Jarrell’s use of “lie” could be a metaphorical double entendre, in that history often lies to us, and the winners always write history of wars. Particularly brutal wars might be inaccurately cast as nondestructive or even helpful to the societies that the winners crushed. Examples include the wars America waged against Vietnam and more recently, Afghanistan. Those are just two wars out of thousands, which have wrecked societies, killed billions, and defined our world. In all, the idea of war gets broken down step-by-step in this poem, and Jarrell ultimately portrays warfare as horrifically destructive.
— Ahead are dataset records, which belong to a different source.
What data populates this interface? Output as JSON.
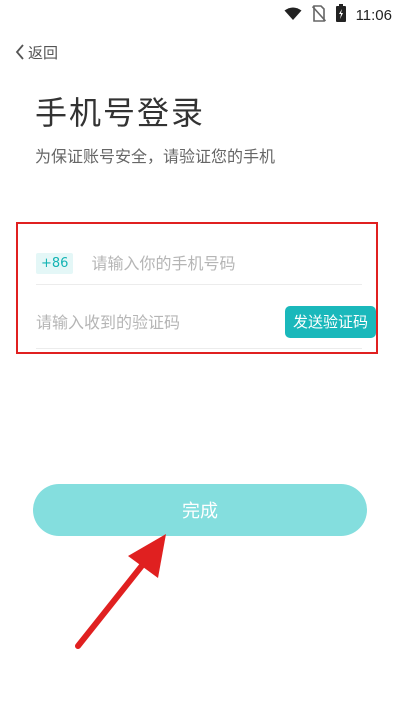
{
  "status_bar": {
    "time": "11:06",
    "icons": [
      "wifi-icon",
      "no-sim-icon",
      "battery-charging-icon"
    ]
  },
  "nav": {
    "back_label": "返回",
    "back_icon": "chevron-left-icon"
  },
  "header": {
    "title": "手机号登录",
    "subtitle": "为保证账号安全，请验证您的手机"
  },
  "form": {
    "country_code": "+86",
    "phone_placeholder": "请输入你的手机号码",
    "code_placeholder": "请输入收到的验证码",
    "send_code_label": "发送验证码"
  },
  "actions": {
    "done_label": "完成"
  },
  "colors": {
    "accent": "#1ab8bb",
    "done_button": "#84dede",
    "highlight_box": "#e02020",
    "annotation_arrow": "#e02020"
  }
}
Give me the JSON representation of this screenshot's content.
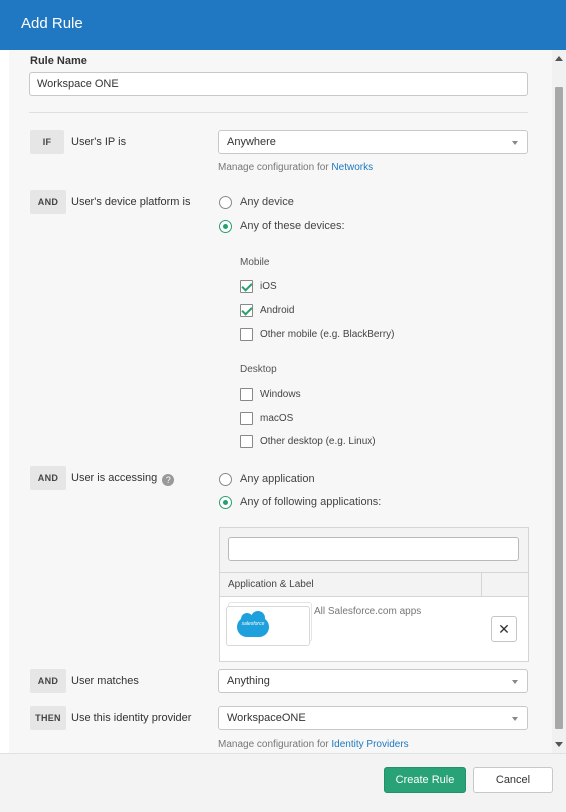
{
  "header": {
    "title": "Add Rule"
  },
  "rule_name": {
    "label": "Rule Name",
    "value": "Workspace ONE"
  },
  "conditions": {
    "ip": {
      "operator": "IF",
      "label": "User's IP is",
      "selected": "Anywhere",
      "helper_text": "Manage configuration for",
      "helper_link": "Networks"
    },
    "platform": {
      "operator": "AND",
      "label": "User's device platform is",
      "options": [
        {
          "label": "Any device",
          "checked": false
        },
        {
          "label": "Any of these devices:",
          "checked": true
        }
      ],
      "mobile": {
        "title": "Mobile",
        "items": [
          {
            "label": "iOS",
            "checked": true
          },
          {
            "label": "Android",
            "checked": true
          },
          {
            "label": "Other mobile (e.g. BlackBerry)",
            "checked": false
          }
        ]
      },
      "desktop": {
        "title": "Desktop",
        "items": [
          {
            "label": "Windows",
            "checked": false
          },
          {
            "label": "macOS",
            "checked": false
          },
          {
            "label": "Other desktop (e.g. Linux)",
            "checked": false
          }
        ]
      }
    },
    "accessing": {
      "operator": "AND",
      "label": "User is accessing",
      "help_icon": "?",
      "options": [
        {
          "label": "Any application",
          "checked": false
        },
        {
          "label": "Any of following applications:",
          "checked": true
        }
      ],
      "search_value": "",
      "table_header": "Application & Label",
      "apps": [
        {
          "logo_text": "salesforce",
          "name": "All Salesforce.com apps",
          "remove_label": "✕"
        }
      ]
    },
    "matches": {
      "operator": "AND",
      "label": "User matches",
      "selected": "Anything"
    },
    "identity_provider": {
      "operator": "THEN",
      "label": "Use this identity provider",
      "selected": "WorkspaceONE",
      "helper_text": "Manage configuration for",
      "helper_link": "Identity Providers"
    }
  },
  "footer": {
    "create_label": "Create Rule",
    "cancel_label": "Cancel"
  },
  "colors": {
    "header": "#1f78c1",
    "primary": "#2aa278",
    "accent_check": "#27a06c",
    "link": "#1f78c1"
  }
}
Young men leave their homes and families to go overseas and fight for their motherland – but they do not know what they have lost, or what awaits them in the trenches. Aiming to expose the ignorance and atrocity that come with war, the speaker takes a very pessimistic stance. From his haunting title to the repeated similes and moving imagery, the speaker succeeds in uncovering war’s true savagery. Jarrell’s poem, with its gloomy tone and vivid descriptions of a soldier’s life and death, rips away any positive convictions of war and exposes the cruel reality.